Bill Brown is Edward Carson Waller Distinguished Service Professor of English and the visual arts at the University of Chicago. His past research has focused on popular literary genres, recreational forms, and the ways that mass-cultural phenomena impress themselves on the literary imagination. He currently studies the intersection of literary, visual, and material cultures. His major theoretical work is in "thing theory," which borrows from Heidegger's object/thing distinction to look the role of objects that have become manifest in a way that sets them apart from the world in which they exist. He edited a special issue of Critical Inquiry on this subject, which won awards for best special issue of an academic journal in 2001. His books include "A Sense of Things: The Object Matter of American Literature" (2003).
  • Transcript

TRANSCRIPT

Question: What are a few of your favorite things? 
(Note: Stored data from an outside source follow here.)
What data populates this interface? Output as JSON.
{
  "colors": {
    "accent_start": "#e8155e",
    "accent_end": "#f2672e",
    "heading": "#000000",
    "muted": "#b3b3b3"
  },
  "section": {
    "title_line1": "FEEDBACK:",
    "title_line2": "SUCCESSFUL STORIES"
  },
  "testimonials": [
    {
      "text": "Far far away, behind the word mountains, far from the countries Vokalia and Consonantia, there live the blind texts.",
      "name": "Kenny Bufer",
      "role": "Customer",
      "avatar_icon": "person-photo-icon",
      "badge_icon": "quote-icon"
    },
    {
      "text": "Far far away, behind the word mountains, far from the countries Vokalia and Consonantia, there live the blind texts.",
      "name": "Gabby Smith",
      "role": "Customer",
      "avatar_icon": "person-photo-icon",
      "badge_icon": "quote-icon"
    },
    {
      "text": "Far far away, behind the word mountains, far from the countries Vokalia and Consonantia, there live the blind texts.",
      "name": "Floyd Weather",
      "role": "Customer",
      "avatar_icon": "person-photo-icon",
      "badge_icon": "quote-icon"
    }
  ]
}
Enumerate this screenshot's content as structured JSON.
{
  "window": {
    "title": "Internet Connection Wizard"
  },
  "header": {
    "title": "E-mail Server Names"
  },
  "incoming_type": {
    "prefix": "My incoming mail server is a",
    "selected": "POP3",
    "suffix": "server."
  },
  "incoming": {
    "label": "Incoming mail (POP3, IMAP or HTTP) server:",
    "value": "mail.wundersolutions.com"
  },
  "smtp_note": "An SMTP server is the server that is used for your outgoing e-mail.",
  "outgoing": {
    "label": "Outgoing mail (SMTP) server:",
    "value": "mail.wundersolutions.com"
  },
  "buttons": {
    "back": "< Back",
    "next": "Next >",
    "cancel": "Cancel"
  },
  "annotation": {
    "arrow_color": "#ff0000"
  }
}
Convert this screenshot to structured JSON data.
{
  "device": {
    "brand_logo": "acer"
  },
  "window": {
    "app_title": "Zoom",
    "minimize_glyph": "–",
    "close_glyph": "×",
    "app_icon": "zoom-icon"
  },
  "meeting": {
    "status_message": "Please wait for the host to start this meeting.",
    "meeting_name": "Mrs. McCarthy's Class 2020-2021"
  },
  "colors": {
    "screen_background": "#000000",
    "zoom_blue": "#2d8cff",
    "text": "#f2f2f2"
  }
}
Bill Brown: Right, what are a few of my favorite things? This is an ongoing question that I have, it's an ongoing question that I pose to my therapist and my therapist poses to me, which really does have to do with whether or not I write about things because I, myself, care deeply about them, or whether I write about things because I see other people caring about them and I'm trying to figure it out. So is it, is my writing about things therapeutic or does it serve some other function? A few of my favorite things, you know, I would say that there certainly objects in which I take great pleasure, but mostly, I'm a failed collector, by which I mean, I really tried, so, stereoscopes, for instance, right, and stereoviews. Early 20th century, I've got three of those, somebody gave me one, I thought, "That's cool," bought another one, bought another one, bought some stereoviews, that's as far as I got, and, you know, if anybody wants to make it happen, because it just, and I thought, those would be great, you put them on a shelf and to me it just seemed like, they seemed like dust collectors, and I never find myself spending more time with them. And that's not the only instance, I mean, I have tried to be some sort of a collector and I'm just not. It's like one of those people who, you know, always gets a chess set because people think you love chess sets, but it turns out you never wanted chess sets, but you now have a big bunch of them. So it could be that my writing about things is my effort to figure out my absence of cathexis on objects, that could be, too. But it's not as though I don't, I mean, I do like, love the material world. I like beautiful furniture, I like beautiful houses, clothes, and things like that. But that's different from being possessed by possessions the way I think most people are who are in some sense normal, that is, I think that it's a normal relation to have to the object world.